There is no doubt that if the Debtor had owned the residential property at the time of his death, the property would be untouchable by creditors. However, in this case, the Debtor conveyed the real property approximately four months prior to his death and the proceeds of the sale were not reinvested in a new dwelling. This leaves for determination the question of whether the proceeds from the voluntary sale of the homestead property retain the character of exempt property thereby removing them from the reach of creditors.

The Supreme Court of Florida addressed this precise question in the case of Orange Brevard Plumbing & Heating Co. v. La Croix, 137 So.2d 201 (1962). After a lengthy examination of the law of other jurisdictions and in recognition of the policy behind the homestead provision of the Florida Constitution, the Court held that the proceeds of a voluntary sale of a homestead are exempt from claims of creditors as is the homestead itself “. . . if, and only if, the vendor shows by a preponderance of the evidence an abiding good faith intention prior to and at the time of the sale of the homestead to reinvest the proceeds thereof within a reasonable time.” (emphasis supplied) Orange Brevard Plumbing and Heating Co. v. La Croix, supra. The Court also held that only that portion of the proceeds which are intended to be reinvested are exempt and those proceeds which are earmarked for reinvestment must be segregated from other funds of the seller. Orange Brevard, supra at 206.

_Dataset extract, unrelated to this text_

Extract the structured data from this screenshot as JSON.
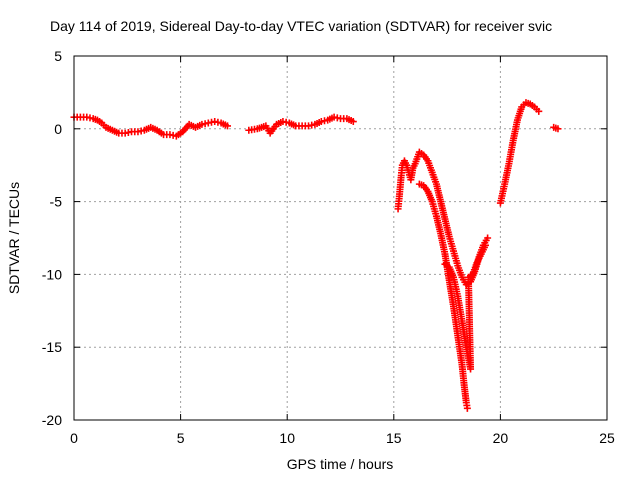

There is no doubt, and the case law so provides, that the exemption laws are to be liberally construed in order to achieve the underlying policy aims of exemption laws. Drucker v. Rosenstein, 19 Fla. 191 (1882); Pasco v. Harley, 73 Fla. 819, 75 So. 30 (1917); White v. Posick, 150 So.2d 263 (Fla. 2d DCA 1953); Graham v. Azar, 204 So.2d 193 (Fla.1967). However, the Orange Brevard court was careful to point out that where there existed an established homestead up until the time of sale, “.. . the funds realized from such sale enjoy an exempt status provided the other requirements for such exemption as herein set forth are fully met.” Orange Brevard, supra at 207.

In the case at bar, the Debtor sold the homestead property on May 10, 1983. There is no evidence in the record that at the time of the sale, the Debtor had taken any steps to arrange for the purchase of a replacement residence or that he had any intent to do so. Further, although it appears that sometime between May 10, 1983 and September 23,1983, the Debtor entered into a contract and deposited $1,000 for the purchase of a lot in East Lake Woodlands, the record is devoid of any evidence which would support a finding that at the time of the sale the Debtor intended to construct a residence on the lot or that the purchase of the lot was in any way connected to the sale of the former homestead and the construction of a new residence.

As noted above, in order to retain the character of exempt property, proceeds from a voluntary sale of a homestead cannot be commingled with other funds. While the evidence reveals that at the time of the Debtor’s death the net proceeds minus the $1,000 deposit were held in a savings account, there is no evidence that the funds in the pass book account were generated solely from the sale of the property. In addition, the location of the proceeds at this time, if they in fact still exist, is unknown. Finally, no testimony was elicited regarding the portion of the proceeds, if any, which was to be devoted to the acquisition of a replacement residence.

Based on the foregoing, this Court is constrained to conclude that the proceeds from the voluntary sale of the Debtor’s homestead are not entitled to the protections provided by Art. X, § 4 Fla. Const.

A separate final judgment will be entered in accordance with the foregoing.